In the age of high-quality, dependable firearm-mounted lights, the handheld light remains an indispensable tool. In both police and armed civilian scenarios, it is common for the good guy to start the engagement without their pistol in hand; good guys are most often reactive to the threat.
As great as mounted lights are, they are often not the appropriate tool for the task at hand. If you are searching for a known bad guy or have other reasons to believe that there is an imminent threat, then a mounted light is the clear choice. However, the good guy is usually investigating something that falls below that imminent threshold, meaning that the search is happening with a handheld light and the firearm is holstered. This is where most professional training has let the shooter down.

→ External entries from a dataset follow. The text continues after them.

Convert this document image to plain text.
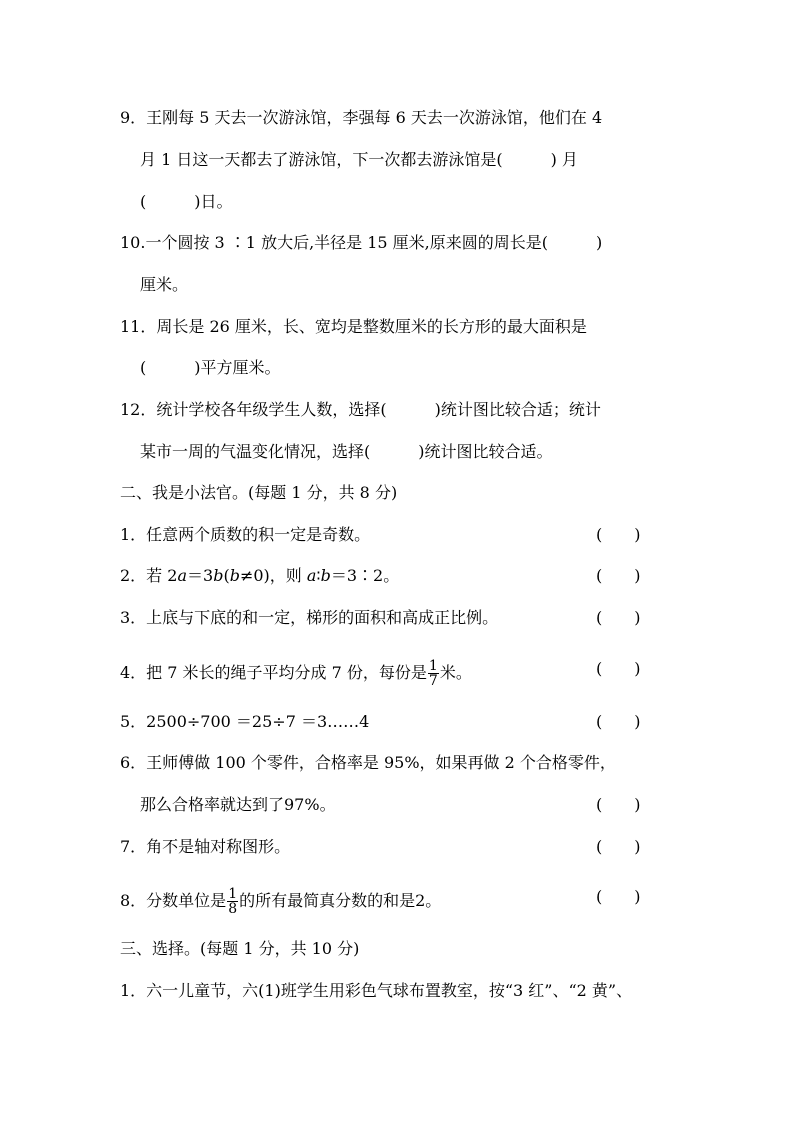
9．王刚每 5 天去一次游泳馆，李强每 6 天去一次游泳馆，他们在 4
月 1 日这一天都去了游泳馆，下一次都去游泳馆是(　　　) 月
(　　　)日。
10.一个圆按 3 ∶1 放大后,半径是 15 厘米,原来圆的周长是(　　　)
厘米。
11．周长是 26 厘米，长、宽均是整数厘米的长方形的最大面积是
(　　　)平方厘米。
12．统计学校各年级学生人数，选择(　　　)统计图比较合适；统计
某市一周的气温变化情况，选择(　　　)统计图比较合适。
二、我是小法官。(每题 1 分，共 8 分)
1．任意两个质数的积一定是奇数。	(　　)
2．若 2a＝3b(b≠0)，则 a∶b＝3∶2。	(　　)
3．上底与下底的和一定，梯形的面积和高成正比例。	(　　)
4．把 7 米长的绳子平均分成 7 份，每份是 $\frac{1}{7}$ 米。	(　　)
5．2500÷700 ＝25÷7 ＝3……4	(　　)
6．王师傅做 100 个零件，合格率是 95%，如果再做 2 个合格零件，
那么合格率就达到了97%。	(　　)
7．角不是轴对称图形。	(　　)
8．分数单位是 $\frac{1}{8}$ 的所有最简真分数的和是2。	(　　)
三、选择。(每题 1 分，共 10 分)
1．六一儿童节，六(1)班学生用彩色气球布置教室，按“3 红”、“2 黄”、
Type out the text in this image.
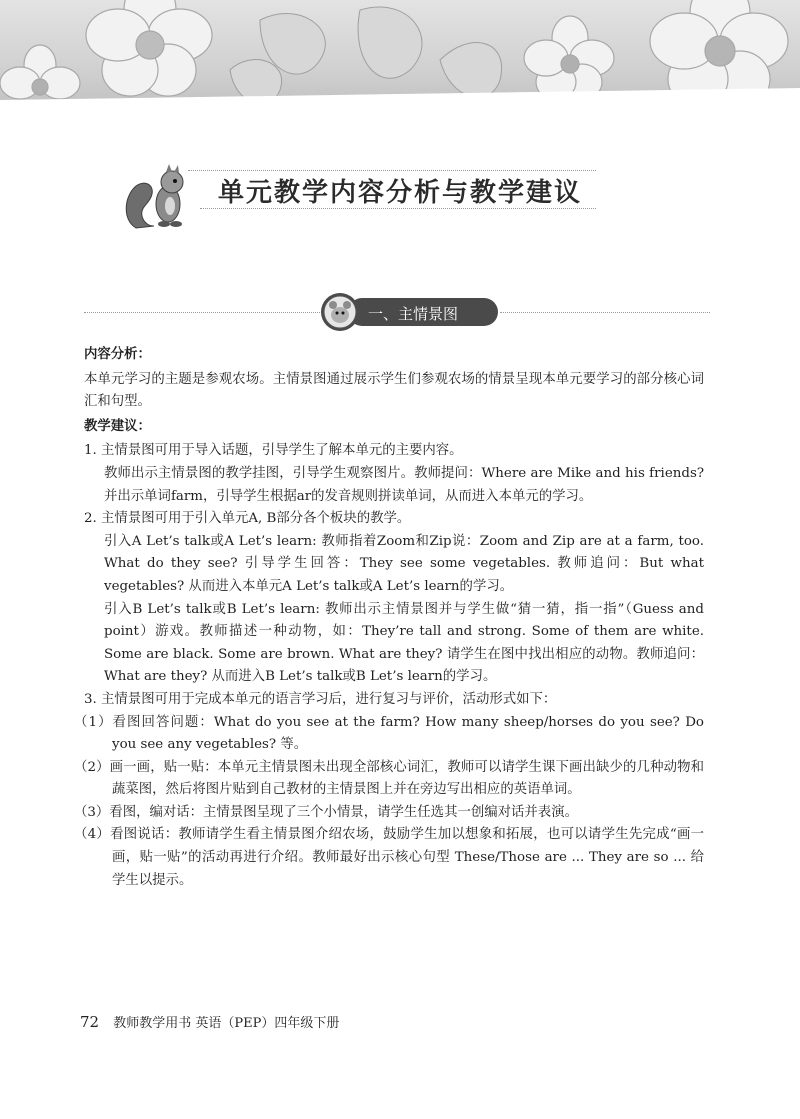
单元教学内容分析与教学建议
一、主情景图
内容分析：

本单元学习的主题是参观农场。主情景图通过展示学生们参观农场的情景呈现本单元要学习的部分核心词汇和句型。

教学建议：

1. 主情景图可用于导入话题，引导学生了解本单元的主要内容。

教师出示主情景图的教学挂图，引导学生观察图片。教师提问：Where are Mike and his friends? 并出示单词farm，引导学生根据ar的发音规则拼读单词，从而进入本单元的学习。

2. 主情景图可用于引入单元A, B部分各个板块的教学。

引入A Let’s talk或A Let’s learn: 教师指着Zoom和Zip说：Zoom and Zip are at a farm, too. What do they see? 引导学生回答：They see some vegetables. 教师追问：But what vegetables? 从而进入本单元A Let’s talk或A Let’s learn的学习。

引入B Let’s talk或B Let’s learn: 教师出示主情景图并与学生做“猜一猜，指一指”（Guess and point）游戏。教师描述一种动物，如：They’re tall and strong. Some of them are white. Some are black. Some are brown. What are they? 请学生在图中找出相应的动物。教师追问：What are they? 从而进入B Let’s talk或B Let’s learn的学习。

3. 主情景图可用于完成本单元的语言学习后，进行复习与评价，活动形式如下：

（1）看图回答问题：What do you see at the farm? How many sheep/horses do you see? Do you see any vegetables? 等。

（2）画一画，贴一贴：本单元主情景图未出现全部核心词汇，教师可以请学生课下画出缺少的几种动物和蔬菜图，然后将图片贴到自己教材的主情景图上并在旁边写出相应的英语单词。

（3）看图，编对话：主情景图呈现了三个小情景，请学生任选其一创编对话并表演。

（4）看图说话：教师请学生看主情景图介绍农场，鼓励学生加以想象和拓展，也可以请学生先完成“画一画，贴一贴”的活动再进行介绍。教师最好出示核心句型 These/Those are ... They are so ... 给学生以提示。

72 教师教学用书 英语（PEP）四年级下册
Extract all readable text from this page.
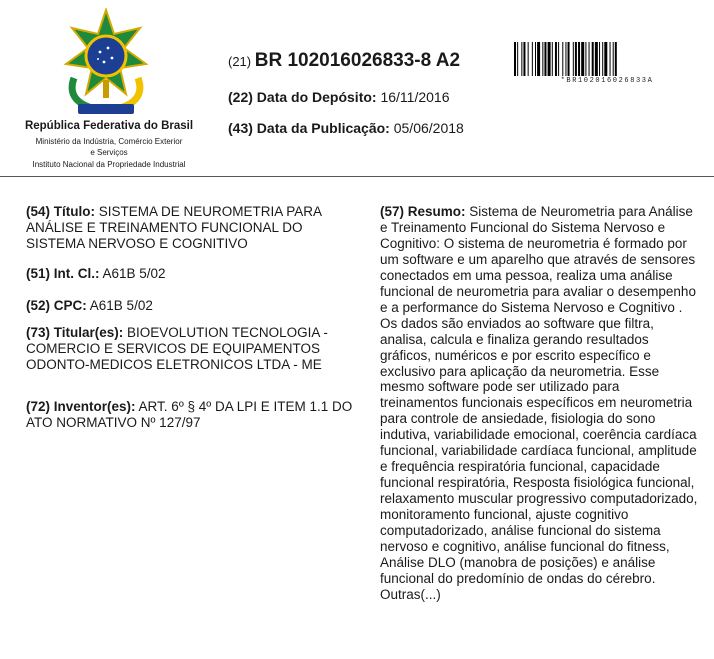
República Federativa do Brasil
Ministério da Indústria, Comércio Exterior
e Serviços
Instituto Nacional da Propriedade Industrial
(21) BR 102016026833-8 A2
(22) Data do Depósito: 16/11/2016
(43) Data da Publicação: 05/06/2018
*BR102016026833A
(54) Título: SISTEMA DE NEUROMETRIA PARA ANÁLISE E TREINAMENTO FUNCIONAL DO SISTEMA NERVOSO E COGNITIVO
(51) Int. Cl.: A61B 5/02
(52) CPC: A61B 5/02
(73) Titular(es): BIOEVOLUTION TECNOLOGIA - COMERCIO E SERVICOS DE EQUIPAMENTOS ODONTO-MEDICOS ELETRONICOS LTDA - ME
(72) Inventor(es): ART. 6º § 4º DA LPI E ITEM 1.1 DO ATO NORMATIVO Nº 127/97
(57) Resumo: Sistema de Neurometria para Análise e Treinamento Funcional do Sistema Nervoso e Cognitivo: O sistema de neurometria é formado por um software e um aparelho que através de sensores conectados em uma pessoa, realiza uma análise funcional de neurometria para avaliar o desempenho e a performance do Sistema Nervoso e Cognitivo . Os dados são enviados ao software que filtra, analisa, calcula e finaliza gerando resultados gráficos, numéricos e por escrito específico e exclusivo para aplicação da neurometria. Esse mesmo software pode ser utilizado para treinamentos funcionais específicos em neurometria para controle de ansiedade, fisiologia do sono indutiva, variabilidade emocional, coerência cardíaca funcional, variabilidade cardíaca funcional, amplitude e frequência respiratória funcional, capacidade funcional respiratória, Resposta fisiológica funcional, relaxamento muscular progressivo computadorizado, monitoramento funcional, ajuste cognitivo computadorizado, análise funcional do sistema nervoso e cognitivo, análise funcional do fitness, Análise DLO (manobra de posições) e análise funcional do predomínio de ondas do cérebro. Outras(...)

When I was taught the traditional Harries flashlight technique, it was with a structured, numbered draw count. This is done to ensure that the shooter doesn’t cover their support hand and flashlight with the muzzle of the gun. It’s a good place to start, but most training never progresses past that. That’s a huge problem because most of the time, that searching light will be in front of or above the shooter, not held tightly against the body. During real-life engagements, this means that the shooter is drawing from an unfamiliar position and can end up covering that support hand in a rush to get into the handheld technique of their choice. In force-on-force (FOF) scenarios, I have even seen shooters shoot themselves in the support hand. It also leads to sloppy, less effective techniques, contributing to many shooters’ poor low-light shooting. Fighting in low light is very different from structured, square-range shooting in low light, and this fact seems to be lost on many shooters and trainers.
Techniques
During the low-light package that is taught at the SureFire Institute, students are given instruction on multiple one-handed flashlight searching to shooting techniques. These include the old FBI technique and the neck or jaw index positions. The FBI technique requires the light to be held up and away from the body, ostensibly to give the bad guy a target to shoot at away from the good guy’s vitals. In the age of 1,000-lumen retina burners, this aspect of the technique may be questionable, but what is not questionable is that this is a great searching technique. It allows the searcher to angle the light and utilize the corona and spill to accomplish the bulk of the work while leaving the center hot spot off reflective surfaces. If something of interest is caught in the corona, then it’s easy and reflexive to place the hot spot on whatever you want to give some of those additional lumens.